「藍の糸 着物始末暦」(2)中島要
シリーズ2作目。
物語はさらにふくらみ、奥行きも出てきた。
新たな登場人物も加わった。
次の4編収録されている。
以下、ネタバレ有り。未読の方、ご注意。
藍の糸
魂結び
表と裏
恋接ぎ
●第一話「藍の糸」
綾太郎がお糸にちょっかいを出す話。
お玉は綾太郎の許婚。
あみつは、お玉に使えている桐屋の奉公人。
お糸とおみつは幼馴染み。
それに、お糸は、余一にぞっこんである。
だから、お糸が綾太郎になびくはずがない。
さて、どうなるか?
西海天女の異名をとるおいらん・唐橋も(再び)登場し、豪華キャストである。
唐橋と綾太郎の会話
P68
「あやさまは、なぜ職人が藍染めの袢纏や股引きを身につけるか、訳をご存じでありんしょう」
「当たり前だろ。藍染めは染めるほど丈夫になるし、切り傷や虫刺されにも効く。だから、火消しや職人、百姓が仕事着にするんじゃないか」
(中略)
「あい。しかも、洗えば洗うほど、色が鮮やかになります」
(中略)
「わっちら女郎は派手な錦、客が必死で稼いだ金を湯水のように使わせて・・・・・・相手が尾羽打ち枯らしたら、別れを告げるだけざます」
P70
唐橋が口にした通り、なるほどお糸は藍染めのきものだ。しかも、糸から染めあげた極上ものの紺色だ。
●第二話「魂結び」
六助のもとに、盗品の帯が持ち込まれた事が発端。
尋常ではない頭痛に悩まされる六助。
六助は、この世のものでないものが見えたり、声が聞こえたりする。
この帯は誰のものなのか?
今回のレギュラーは、六助と余一しか登場しない。
少し寂しいキャストだが、物語の根幹に関わる重要な事項が示される。
P125
余一が首から下げている守り袋には、水晶の数珠珠が二つ入っている。ひとつは元々持っていたもので、もうひとつは親方が死ぬ間際に渡したものだ。色と大きさがまるっきり一緒だから、元は同じ数珠玉だろう。それにどういう意味があるのか、六助にはわからない。
●第三話「表と裏」
家族、夫婦の問題は、本作品全体のテーマ。
この章では、特に強く出ている。
大隅屋の若旦那から振袖をもらったお玉。
お返しに何を贈ったらよいか?
奉公人のおみつは悩む。
P143
無論、お礼の文は届けてあるし、桐屋から大隅屋に相応なものも届けてある。しかし、お玉から綾太郎へのお返しは何もしていなかった。

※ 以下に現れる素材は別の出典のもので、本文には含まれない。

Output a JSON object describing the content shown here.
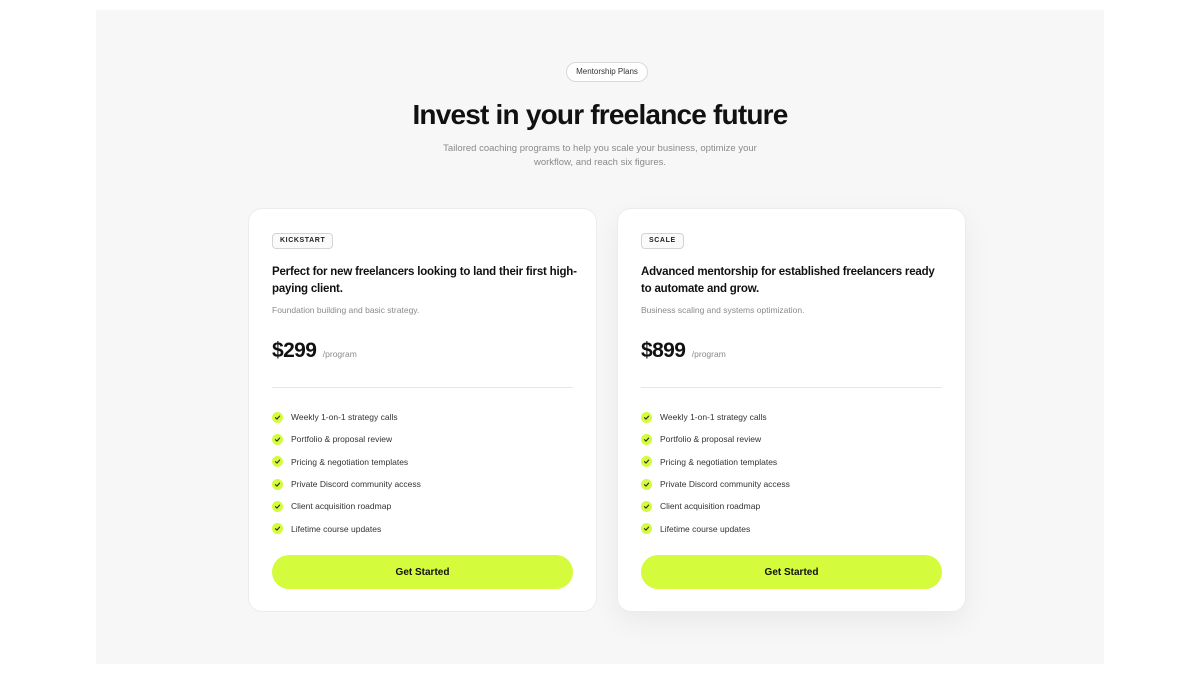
{
  "section": {
    "eyebrow": "Mentorship Plans",
    "title": "Invest in your freelance future",
    "subtitle": "Tailored coaching programs to help you scale your business, optimize your workflow, and reach six figures."
  },
  "colors": {
    "accent": "#d4fb3c",
    "background": "#f7f7f7",
    "card": "#ffffff",
    "text": "#111111",
    "muted": "#8a8a8a"
  },
  "plans": [
    {
      "badge": "KICKSTART",
      "tagline": "Perfect for new freelancers looking to land their first high-paying client.",
      "description": "Foundation building and basic strategy.",
      "price": "$299",
      "period": "/program",
      "features": [
        {
          "icon": "check-icon",
          "label": "Weekly 1-on-1 strategy calls"
        },
        {
          "icon": "check-icon",
          "label": "Portfolio & proposal review"
        },
        {
          "icon": "check-icon",
          "label": "Pricing & negotiation templates"
        },
        {
          "icon": "check-icon",
          "label": "Private Discord community access"
        },
        {
          "icon": "check-icon",
          "label": "Client acquisition roadmap"
        },
        {
          "icon": "check-icon",
          "label": "Lifetime course updates"
        }
      ],
      "cta_label": "Get Started"
    },
    {
      "badge": "SCALE",
      "tagline": "Advanced mentorship for established freelancers ready to automate and grow.",
      "description": "Business scaling and systems optimization.",
      "price": "$899",
      "period": "/program",
      "features": [
        {
          "icon": "check-icon",
          "label": "Weekly 1-on-1 strategy calls"
        },
        {
          "icon": "check-icon",
          "label": "Portfolio & proposal review"
        },
        {
          "icon": "check-icon",
          "label": "Pricing & negotiation templates"
        },
        {
          "icon": "check-icon",
          "label": "Private Discord community access"
        },
        {
          "icon": "check-icon",
          "label": "Client acquisition roadmap"
        },
        {
          "icon": "check-icon",
          "label": "Lifetime course updates"
        }
      ],
      "cta_label": "Get Started"
    }
  ]
}
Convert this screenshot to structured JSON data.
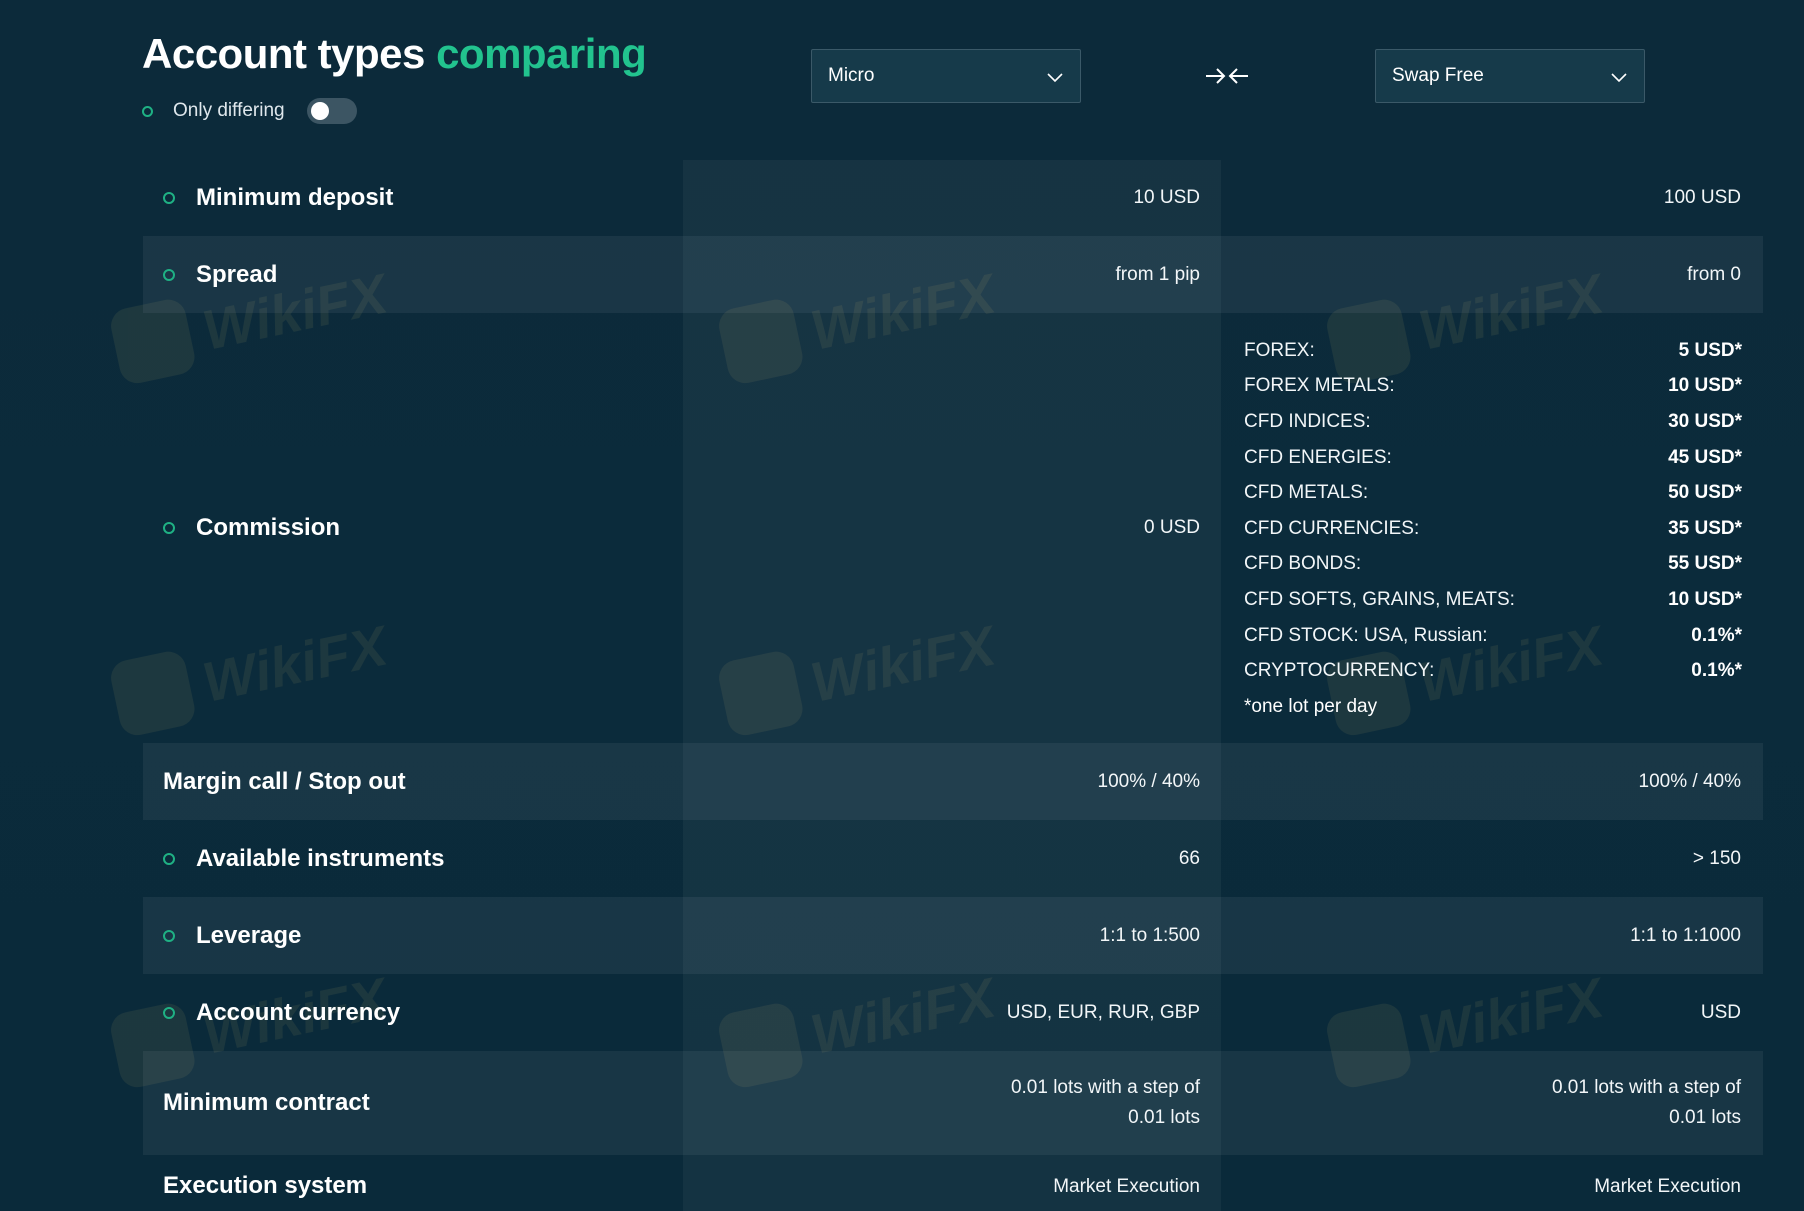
{
  "header": {
    "title_main": "Account types",
    "title_accent": "comparing",
    "only_differing_label": "Only differing",
    "left_select": "Micro",
    "right_select": "Swap Free"
  },
  "rows": {
    "min_deposit": {
      "name": "Minimum deposit",
      "a": "10 USD",
      "b": "100 USD"
    },
    "spread": {
      "name": "Spread",
      "a": "from 1 pip",
      "b": "from 0"
    },
    "commission": {
      "name": "Commission",
      "a": "0 USD"
    },
    "margin": {
      "name": "Margin call / Stop out",
      "a": "100% / 40%",
      "b": "100% / 40%"
    },
    "instruments": {
      "name": "Available instruments",
      "a": "66",
      "b": "> 150"
    },
    "leverage": {
      "name": "Leverage",
      "a": "1:1 to 1:500",
      "b": "1:1 to 1:1000"
    },
    "currency": {
      "name": "Account currency",
      "a": "USD, EUR, RUR, GBP",
      "b": "USD"
    },
    "min_contract": {
      "name": "Minimum contract",
      "a": "0.01 lots with a step of 0.01 lots",
      "b": "0.01 lots with a step of 0.01 lots"
    },
    "execution": {
      "name": "Execution system",
      "a": "Market Execution",
      "b": "Market Execution"
    }
  },
  "commission_list": [
    {
      "k": "FOREX:",
      "v": "5 USD*"
    },
    {
      "k": "FOREX METALS:",
      "v": "10 USD*"
    },
    {
      "k": "CFD INDICES:",
      "v": "30 USD*"
    },
    {
      "k": "CFD ENERGIES:",
      "v": "45 USD*"
    },
    {
      "k": "CFD METALS:",
      "v": "50 USD*"
    },
    {
      "k": "CFD CURRENCIES:",
      "v": "35 USD*"
    },
    {
      "k": "CFD BONDS:",
      "v": "55 USD*"
    },
    {
      "k": "CFD SOFTS, GRAINS, MEATS:",
      "v": "10 USD*"
    },
    {
      "k": "CFD STOCK: USA, Russian:",
      "v": "0.1%*"
    },
    {
      "k": "CRYPTOCURRENCY:",
      "v": "0.1%*"
    }
  ],
  "commission_note": "*one lot per day",
  "watermark": "WikiFX",
  "colors": {
    "accent": "#22c38e",
    "background": "#0b2a3a"
  },
  "icons": {
    "chevron": "chevron-down-icon",
    "swap": "swap-arrows-icon",
    "dot": "circle-outline-icon"
  }
}
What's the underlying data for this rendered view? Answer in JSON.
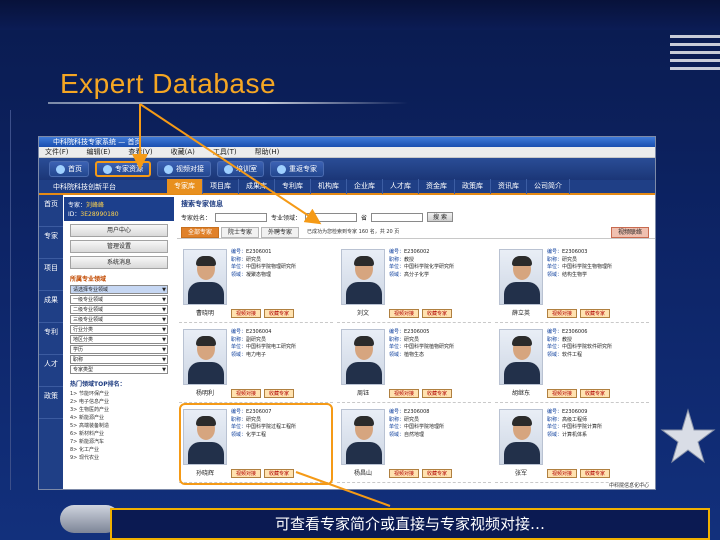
{
  "slide": {
    "title": "Expert Database",
    "caption": "可查看专家简介或直接与专家视频对接…"
  },
  "app": {
    "window_title": "中科院科技专家系统 — 首页",
    "menu": [
      "文件(F)",
      "编辑(E)",
      "查看(V)",
      "收藏(A)",
      "工具(T)",
      "帮助(H)"
    ],
    "toolbar": [
      {
        "label": "首页",
        "active": false
      },
      {
        "label": "专家资源",
        "active": true
      },
      {
        "label": "视频对接",
        "active": false
      },
      {
        "label": "培训室",
        "active": false
      },
      {
        "label": "重返专家",
        "active": false
      }
    ],
    "brand": "中科院科技创新平台",
    "nav_tabs": [
      {
        "label": "专家库",
        "active": true
      },
      {
        "label": "项目库",
        "active": false
      },
      {
        "label": "成果库",
        "active": false
      },
      {
        "label": "专利库",
        "active": false
      },
      {
        "label": "机构库",
        "active": false
      },
      {
        "label": "企业库",
        "active": false
      },
      {
        "label": "人才库",
        "active": false
      },
      {
        "label": "资金库",
        "active": false
      },
      {
        "label": "政策库",
        "active": false
      },
      {
        "label": "资讯库",
        "active": false
      },
      {
        "label": "公司简介",
        "active": false
      }
    ],
    "left_bar": [
      "首页",
      "专家",
      "项目",
      "成果",
      "专利",
      "人才",
      "政策"
    ],
    "user": {
      "line1": "专家：",
      "name": "刘峰峰",
      "line2": "ID：",
      "id": "3E28990180"
    },
    "side_buttons": [
      "用户中心",
      "管理设置",
      "系统消息"
    ],
    "category_title": "所属专业领域",
    "category_selects": [
      "请选择专业领域",
      "一级专业领域",
      "二级专业领域",
      "三级专业领域",
      "行业分类",
      "地区分类",
      "学历",
      "职称",
      "专家类型"
    ],
    "list_title": "热门领域TOP排名：",
    "list_items": [
      "1> 节能环保产业",
      "2> 电子信息产业",
      "3> 生物医药产业",
      "4> 新能源产业",
      "5> 高端装备制造",
      "6> 新材料产业",
      "7> 新能源汽车",
      "8> 化工产业",
      "9> 现代农业"
    ],
    "main_title": "搜索专家信息",
    "search_labels": [
      "专家姓名：",
      "专业领域：",
      "省"
    ],
    "search_button": "搜 索",
    "tabs": [
      {
        "label": "全部专家",
        "active": true
      },
      {
        "label": "院士专家",
        "active": false
      },
      {
        "label": "外聘专家",
        "active": false
      }
    ],
    "tab_note": "已成功为您检索到专家 160 名，共 20 页",
    "video_button": "视频联络",
    "experts": [
      {
        "name": "曹晓明",
        "no": "E2306001",
        "job": "研究员",
        "org": "中国科学院物理研究所",
        "field": "凝聚态物理"
      },
      {
        "name": "刘文",
        "no": "E2306002",
        "job": "教授",
        "org": "中国科学院化学研究所",
        "field": "高分子化学"
      },
      {
        "name": "薛立英",
        "no": "E2306003",
        "job": "研究员",
        "org": "中国科学院生物物理所",
        "field": "结构生物学"
      },
      {
        "name": "杨明利",
        "no": "E2306004",
        "job": "副研究员",
        "org": "中国科学院电工研究所",
        "field": "电力电子"
      },
      {
        "name": "周钰",
        "no": "E2306005",
        "job": "研究员",
        "org": "中国科学院植物研究所",
        "field": "植物生态"
      },
      {
        "name": "胡继东",
        "no": "E2306006",
        "job": "教授",
        "org": "中国科学院软件研究所",
        "field": "软件工程"
      },
      {
        "name": "孙晓辉",
        "no": "E2306007",
        "job": "研究员",
        "org": "中国科学院过程工程所",
        "field": "化学工程"
      },
      {
        "name": "杨昌山",
        "no": "E2306008",
        "job": "研究员",
        "org": "中国科学院地理所",
        "field": "自然地理"
      },
      {
        "name": "张军",
        "no": "E2306009",
        "job": "高级工程师",
        "org": "中国科学院计算所",
        "field": "计算机体系"
      }
    ],
    "card_keys": {
      "no": "编号：",
      "job": "职称：",
      "org": "单位：",
      "field": "领域："
    },
    "card_buttons": [
      "视频对接",
      "收藏专家"
    ],
    "footer": "中科院信息化中心"
  }
}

「親の決めた縁談だもの。放っておいても大丈夫でしょ」
「そういうことじゃ困りますって、何度も申しあげたはずですっ」
おみつは、困って、結局、余一に相談に行く。
余一の家で、おみつは御高祖頭巾の女と出会う。
新たなキャラクター登場、である。(レギュラー入り間違いなし)
P147
すらりとした立ち姿は、まるで錦絵から抜け出たようだ。しかも上品な出で立ちをしている割に危うい色気を感じさせる。見たことのない類いの美人におみつはごくりと唾を呑んだ。
おみつに、もう一つ問題が起こる。
義母が十両貸してくれ、と奉公先にやって来たのだ。
2つの問題を抱えたおみつ。
解決できるのか?
佐野屋のご隠居さんも絡んで、物語は進行する。
ウルトラCクラスのエンディングだ。
オチもついて、見事。
●第四話「恋接ぎ」
再び、夫婦と家族の問題。
お糸の一膳飯屋『だるまや』の前に赤ん坊が捨てられる。
誰の赤ん坊か?
どうして『だるまや』なのか?
新キャラクター・達平(十歳)登場。
(前章の御高祖頭巾の女同様、こちらもレギュラー入りするでしょう)
【ネット上の紹介】g
呉服太物問屋の若旦那・綾太郎は、着物の染み抜きなどをなんでもこなす着物始末屋・余一のもとへ打掛の始末を頼んだ。毛嫌いする余一を困らせようと、生地が弱りすり切れた打掛を渡したのだが、その仕上がりは非の打ちどころのない出来栄えだった。余一に対して、何としても一泡吹かせたいと願う綾太郎。そんなある日、彼は古着屋の六助を伴い、余一に想いを寄せるお糸の飯屋を訪れた。血の気が多い職人や人足などの男達を前に、てきぱきと働くお糸を見て、綾太郎は彼女に惹かれはじめるが―(「藍の糸」より)。大好評、連作短篇時代小説。待望の第二弾!!